The Brightdrop vans are intended for short haul deliveries and no need for them to get a range extender.
However, trucks that require attributes for long haul could use this type of system. Would need refueling abilities though along the long haul routes though. Also potential this could be used with 2500+ trucks to meet towing requirements.
DETROIT – General Motors will supply its Hydrotec fuel cell power cubes to Navistar for use in its production model fuel cell electric vehicle (FCEV) – the International® RHTM Series. Navistar’s FCEV will get energy from two GM Hydrotec fuel cell power cubes. Each Hydrotec power cube contains 300-plus hydrogen fuel cells along with thermal and power management systems. The power cubes are compact and easy to package and can be used in a wide range of applications, including marine, earth-moving and mining equipment, locomotives and power generators. – news dot gm dot com
I saw the process of refueling a hydrogen vehicle online recently. It’s pretty interesting. The nozzle is cylindrical with a needle nose prong that fits the car’s tank. It snaps into place and locks to prevent leaks and pumps pressurized hydrogen into the vehicle in about the same time as gasoline takes. The cable gets super cold and frigid by the time the process is done, but you can get 500-600 miles of range. It used to be mostly relegated to California 4 years ago. I don’t know if the situation has improved since then.

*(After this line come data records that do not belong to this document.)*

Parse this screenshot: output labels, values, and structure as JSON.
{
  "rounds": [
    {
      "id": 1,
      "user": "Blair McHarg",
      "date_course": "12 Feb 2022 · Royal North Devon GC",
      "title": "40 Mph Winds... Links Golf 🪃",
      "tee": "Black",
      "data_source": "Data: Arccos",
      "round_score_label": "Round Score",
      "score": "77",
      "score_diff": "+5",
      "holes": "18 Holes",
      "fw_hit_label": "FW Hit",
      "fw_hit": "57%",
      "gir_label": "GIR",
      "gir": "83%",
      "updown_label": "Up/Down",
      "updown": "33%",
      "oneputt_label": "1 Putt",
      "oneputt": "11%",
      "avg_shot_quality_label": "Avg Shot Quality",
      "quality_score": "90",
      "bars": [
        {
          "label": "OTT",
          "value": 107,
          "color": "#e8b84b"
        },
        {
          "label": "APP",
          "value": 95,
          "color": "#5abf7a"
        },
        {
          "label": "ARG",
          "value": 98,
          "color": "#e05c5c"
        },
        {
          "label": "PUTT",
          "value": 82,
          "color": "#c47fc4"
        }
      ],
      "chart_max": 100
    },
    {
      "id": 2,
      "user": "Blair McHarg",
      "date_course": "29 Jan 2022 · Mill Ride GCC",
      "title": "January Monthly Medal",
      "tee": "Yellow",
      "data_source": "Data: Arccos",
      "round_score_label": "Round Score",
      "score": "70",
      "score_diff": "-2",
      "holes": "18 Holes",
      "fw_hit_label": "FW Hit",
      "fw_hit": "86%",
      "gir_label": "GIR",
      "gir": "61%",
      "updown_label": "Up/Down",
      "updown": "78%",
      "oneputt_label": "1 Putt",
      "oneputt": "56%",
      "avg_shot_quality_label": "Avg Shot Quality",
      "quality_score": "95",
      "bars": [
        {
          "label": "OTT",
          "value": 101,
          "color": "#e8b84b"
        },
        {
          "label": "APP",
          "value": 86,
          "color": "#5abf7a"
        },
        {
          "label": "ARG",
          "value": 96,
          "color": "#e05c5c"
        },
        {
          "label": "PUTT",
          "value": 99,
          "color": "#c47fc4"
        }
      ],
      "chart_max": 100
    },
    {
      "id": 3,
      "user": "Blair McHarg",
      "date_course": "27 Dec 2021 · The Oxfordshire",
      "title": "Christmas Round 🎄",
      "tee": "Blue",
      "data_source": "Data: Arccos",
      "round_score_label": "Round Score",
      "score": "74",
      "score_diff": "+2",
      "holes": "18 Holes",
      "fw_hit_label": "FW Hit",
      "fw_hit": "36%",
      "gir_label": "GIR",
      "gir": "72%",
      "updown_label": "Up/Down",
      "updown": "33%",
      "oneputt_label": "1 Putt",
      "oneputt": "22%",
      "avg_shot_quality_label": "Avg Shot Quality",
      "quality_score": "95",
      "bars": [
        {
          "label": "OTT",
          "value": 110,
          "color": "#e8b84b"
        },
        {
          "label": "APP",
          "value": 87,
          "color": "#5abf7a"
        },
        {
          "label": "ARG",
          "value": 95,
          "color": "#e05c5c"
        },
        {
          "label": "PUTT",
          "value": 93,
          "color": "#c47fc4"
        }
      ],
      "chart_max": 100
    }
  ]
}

This is more for fleet use that has their own fueling system.
Hydrogen is pumped as a liquid at below -400 degrees. It is cold and it is not really something you will find for a good while in an easy corner fill.
I have driven the GM hydrogen power cell vehicle and it was great but the problem is refilling.
Delivery trucks, fleets, semi trucks etc may be the first practical use where they fuel at their terminals.
Why not just keep the ICE we have and run on ethanol? We already have everything in place. All of this other stuff is a total waste of resources.
What do you propose using as a source to produce dratted Ethanol ? Another soil-depleting foodstuff like Corn or something else ? Keep the ICE and fuel them with Hydrogen that is now able to be split from the H2O molecule using far less electric power than before and produces WATER as an exhaust….unlike burning ethanol.
I am curious if Apples could supplant corn for feed stock..less water for crop and higher density of fruits per acre, higher percentage of fruit in the harvest(no cob).
Corn farming is not a practical fuel source. And with Ukraine hampered by the war. US will need to step up food crops.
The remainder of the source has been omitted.